FILE PHOTO: Elizabeth Holmes, CEO of Theranos, attends a panel discussion during the Clinton Global Initiative’s annual meeting in New York, U.S., September 29, 2015. REUTERS/Brendan McDermid/File Photo
During a hearing in federal court in San Jose, California, U.S. District Judge Edward Davila set jury selection to begin in the trial of Holmes, 35, and former Theranos President Ramesh “Sunny” Balwani, on July 28, 2020, according to minutes of the proceedings.
Davila ordered the trial to begin in August 2020. It was expected to last three months.
Holmes and Balwani, 54, were indicted in June 2018 on 11 counts of conspiracy and wire fraud. They have pleaded not guilty.
Prosecutors say Holmes and Balwani engaged in a pair of schemes to defraud investors, doctors and patients with claims that Theranos had developed a revolutionary new blood testing system.
Holmes and Balwani are accused of using advertising and solicitations to encourage doctors and patients to use the company’s testing laboratory services even though they knew it could not produce accurate and reliable results consistently.
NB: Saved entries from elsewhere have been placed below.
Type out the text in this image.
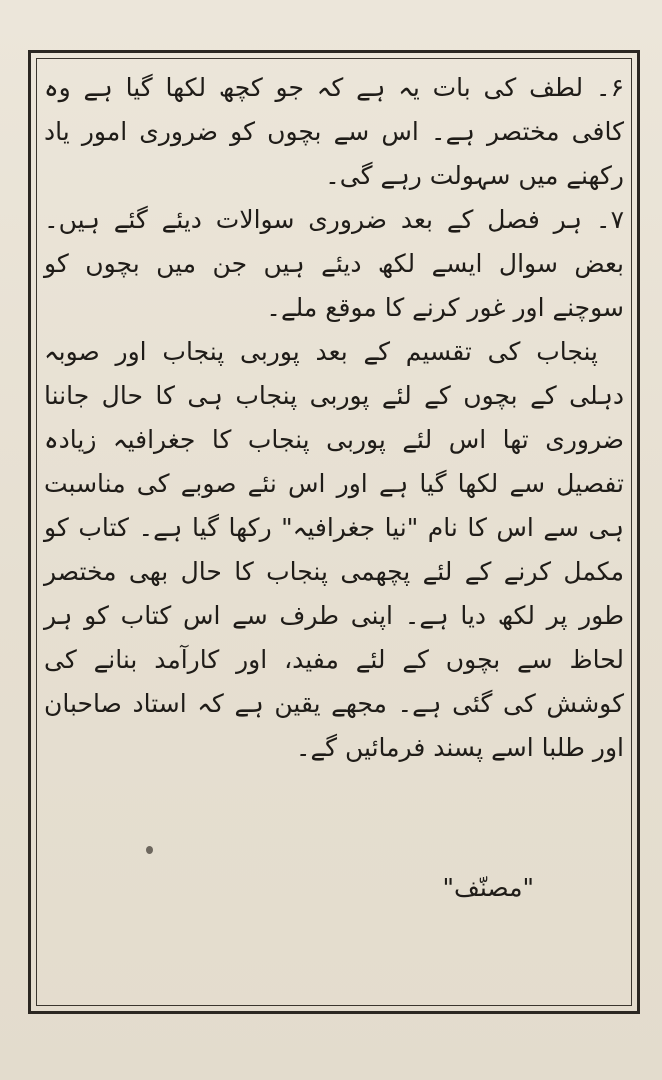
۶۔ لطف کی بات یہ ہے کہ جو کچھ لکھا گیا ہے وہ کافی مختصر ہے۔ اس سے بچوں کو ضروری امور یاد رکھنے میں سہولت رہے گی۔

۷۔ ہر فصل کے بعد ضروری سوالات دیئے گئے ہیں۔ بعض سوال ایسے لکھ دیئے ہیں جن میں بچوں کو سوچنے اور غور کرنے کا موقع ملے۔

پنجاب کی تقسیم کے بعد پوربی پنجاب اور صوبہ دہلی کے بچوں کے لئے پوربی پنجاب ہی کا حال جاننا ضروری تھا اس لئے پوربی پنجاب کا جغرافیہ زیادہ تفصیل سے لکھا گیا ہے اور اس نئے صوبے کی مناسبت ہی سے اس کا نام "نیا جغرافیہ" رکھا گیا ہے۔ کتاب کو مکمل کرنے کے لئے پچھمی پنجاب کا حال بھی مختصر طور پر لکھ دیا ہے۔ اپنی طرف سے اس کتاب کو ہر لحاظ سے بچوں کے لئے مفید، اور کارآمد بنانے کی کوشش کی گئی ہے۔ مجھے یقین ہے کہ استاد صاحبان اور طلبا اسے پسند فرمائیں گے۔

"مصنّف"
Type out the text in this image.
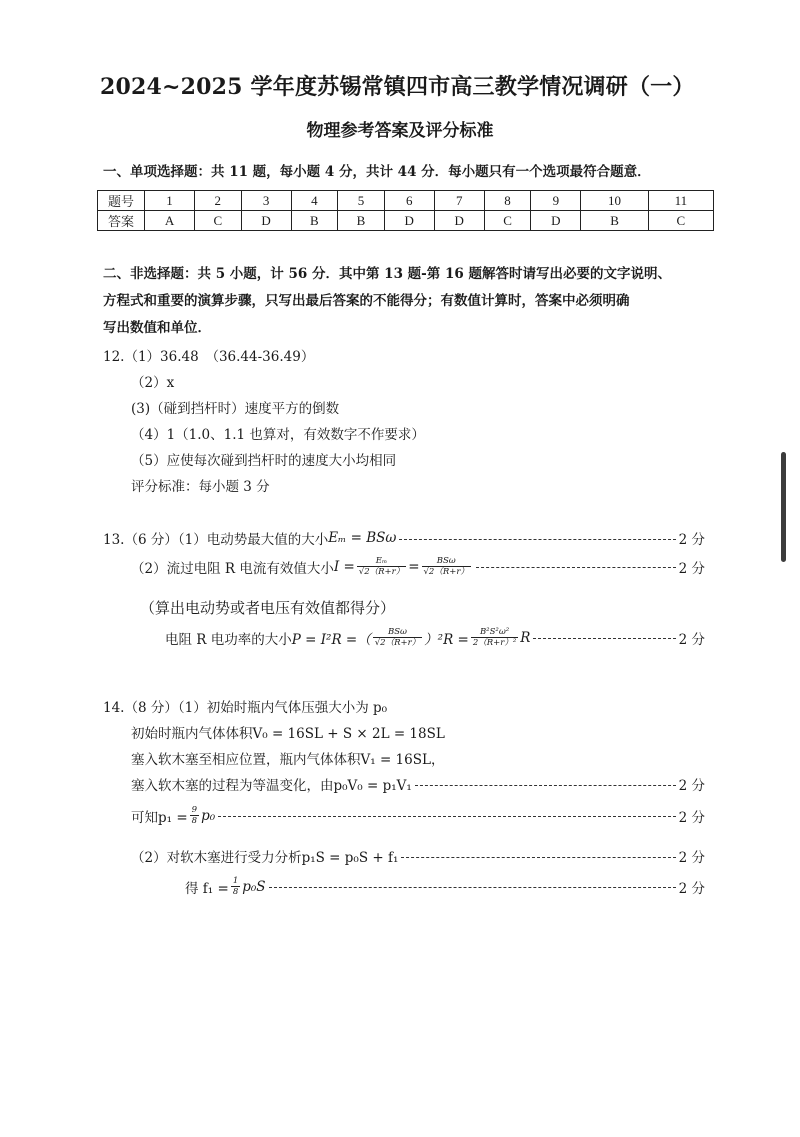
2024~2025 学年度苏锡常镇四市高三教学情况调研（一）
物理参考答案及评分标准
一、单项选择题：共 11 题，每小题 4 分，共计 44 分．每小题只有一个选项最符合题意．
题号	1	2	3	4	5	6	7	8	9	10	11
答案	A	C	D	B	B	D	D	C	D	B	C
二、非选择题：共 5 小题，计 56 分．其中第 13 题-第 16 题解答时请写出必要的文字说明、
方程式和重要的演算步骤，只写出最后答案的不能得分；有数值计算时，答案中必须明确
写出数值和单位．
12.（1）36.48　（36.44-36.49）
（2）x
(3)（碰到挡杆时）速度平方的倒数
（4）1（1.0、1.1 也算对，有效数字不作要求）
（5）应使每次碰到挡杆时的速度大小均相同
评分标准：每小题 3 分
13.（6 分）（1）电动势最大值的大小 Eₘ = BSω	2 分
（2）流过电阻 R 电流有效值大小 $I = \frac{\text{Eₘ}}{√2(R+r)} = \frac{\text{BSω}}{√2(R+r)}$	2 分
（算出电动势或者电压有效值都得分）
电阻 R 电功率的大小 P = I²R =（ $\frac{\text{BSω}}{√2(R+r)} )^2R = \frac{\text{B²S²ω²}}{\text{2（R+r）²}}$ R	2 分
14.（8 分）（1）初始时瓶内气体压强大小为 p₀
初始时瓶内气体体积V₀ = 16SL + S × 2L = 18SL
塞入软木塞至相应位置，瓶内气体体积V₁ = 16SL，
塞入软木塞的过程为等温变化，由p₀V₀ = p₁V₁	2 分
可知$p_1 = \frac{9}{8} p_0$	2 分
（2）对软木塞进行受力分析p₁S = p₀S + f₁	2 分
得 $f_1 = \frac{1}{8} p_0S$	2 分
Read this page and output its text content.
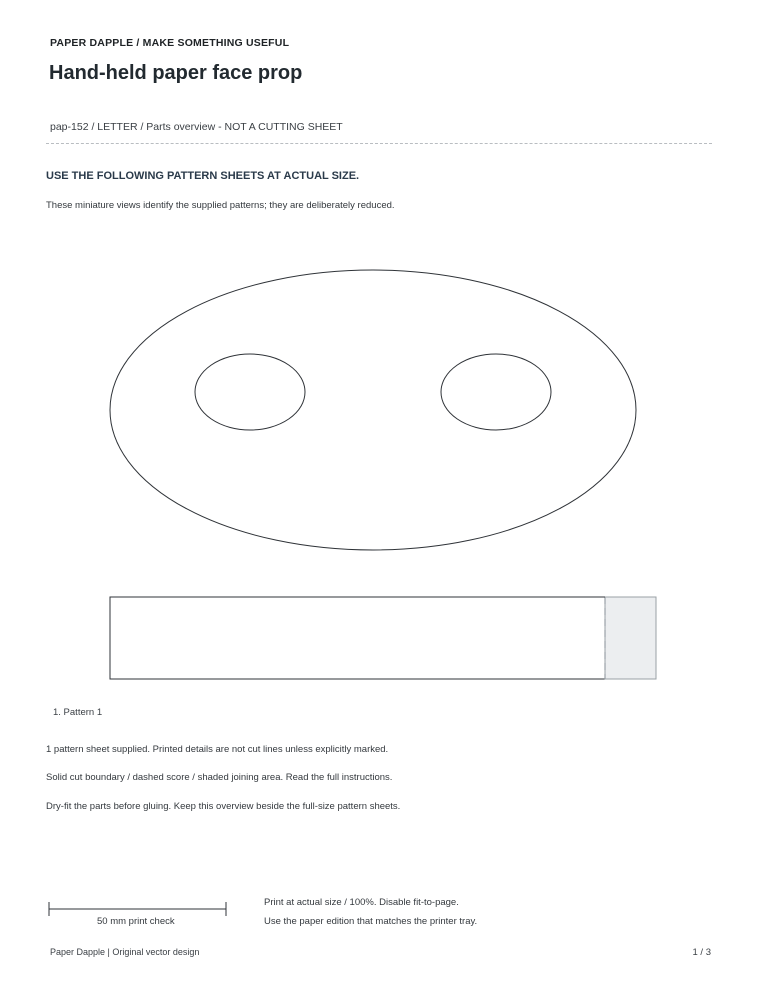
PAPER DAPPLE / MAKE SOMETHING USEFUL
Hand-held paper face prop
pap-152 / LETTER / Parts overview - NOT A CUTTING SHEET
USE THE FOLLOWING PATTERN SHEETS AT ACTUAL SIZE.
These miniature views identify the supplied patterns; they are deliberately reduced.
1. Pattern 1
1 pattern sheet supplied. Printed details are not cut lines unless explicitly marked.
Solid cut boundary / dashed score / shaded joining area. Read the full instructions.
Dry-fit the parts before gluing. Keep this overview beside the full-size pattern sheets.
50 mm print check
Print at actual size / 100%. Disable fit-to-page.
Use the paper edition that matches the printer tray.
Paper Dapple | Original vector design	1 / 3
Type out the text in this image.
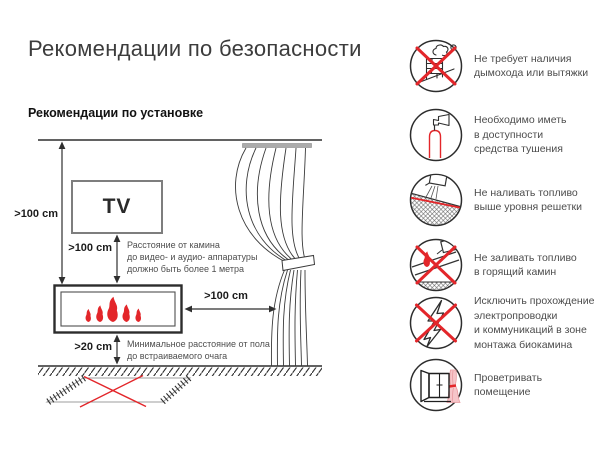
Рекомендации по безопасности
Рекомендации по установке
>100 cm	TV
>100 cm Расстояние от камина
до видео- и аудио- аппаратуры
должно быть более 1 метра
>100 cm
>20 cm Минимальное расстояние от пола
до встраиваемого очага
Не требует наличия
дымохода или вытяжки
Необходимо иметь
в доступности
средства тушения
Не наливать топливо
выше уровня решетки
Не заливать топливо
в горящий камин
Исключить прохождение
электропроводки
и коммуникаций в зоне
монтажа биокамина
Проветривать
помещение
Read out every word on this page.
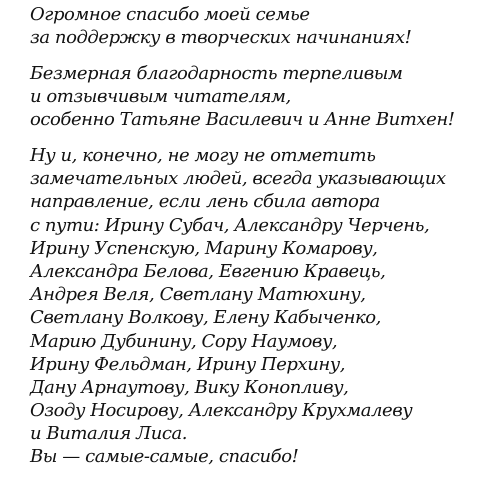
Огромное спасибо моей семье
за поддержку в творческих начинаниях!

Безмерная благодарность терпеливым
и отзывчивым читателям,
особенно Татьяне Василевич и Анне Витхен!

Ну и, конечно, не могу не отметить
замечательных людей, всегда указывающих
направление, если лень сбила автора
с пути: Ирину Субач, Александру Черчень,
Ирину Успенскую, Марину Комарову,
Александра Белова, Евгению Кравець,
Андрея Веля, Светлану Матюхину,
Светлану Волкову, Елену Кабыченко,
Марию Дубинину, Сору Наумову,
Ирину Фельдман, Ирину Перхину,
Дану Арнаутову, Вику Конопливу,
Озоду Носирову, Александру Крухмалеву
и Виталия Лиса.
Вы — самые-самые, спасибо!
Holmes, a Stanford University dropout who started Theranos at age 19, was celebrated as a rising star of Silicon Valley. In 2015, Forbes magazine anointed her America’s youngest self-made female billionaire.
Balwani joined Theranos in 2009 and ran day-to-day operations until 2016.
Questions were first raised about the accuracy and reliability of her signature blood-testing device in a series of articles in the Wall Street Journal in 2015. This touched off a string of state and federal investigations into the company.
In March of 2018 Holmes settled civil fraud charges brought by the U.S. Securities and Exchange Commission under which she was barred from serving as an officer or director of a public company for 10 years.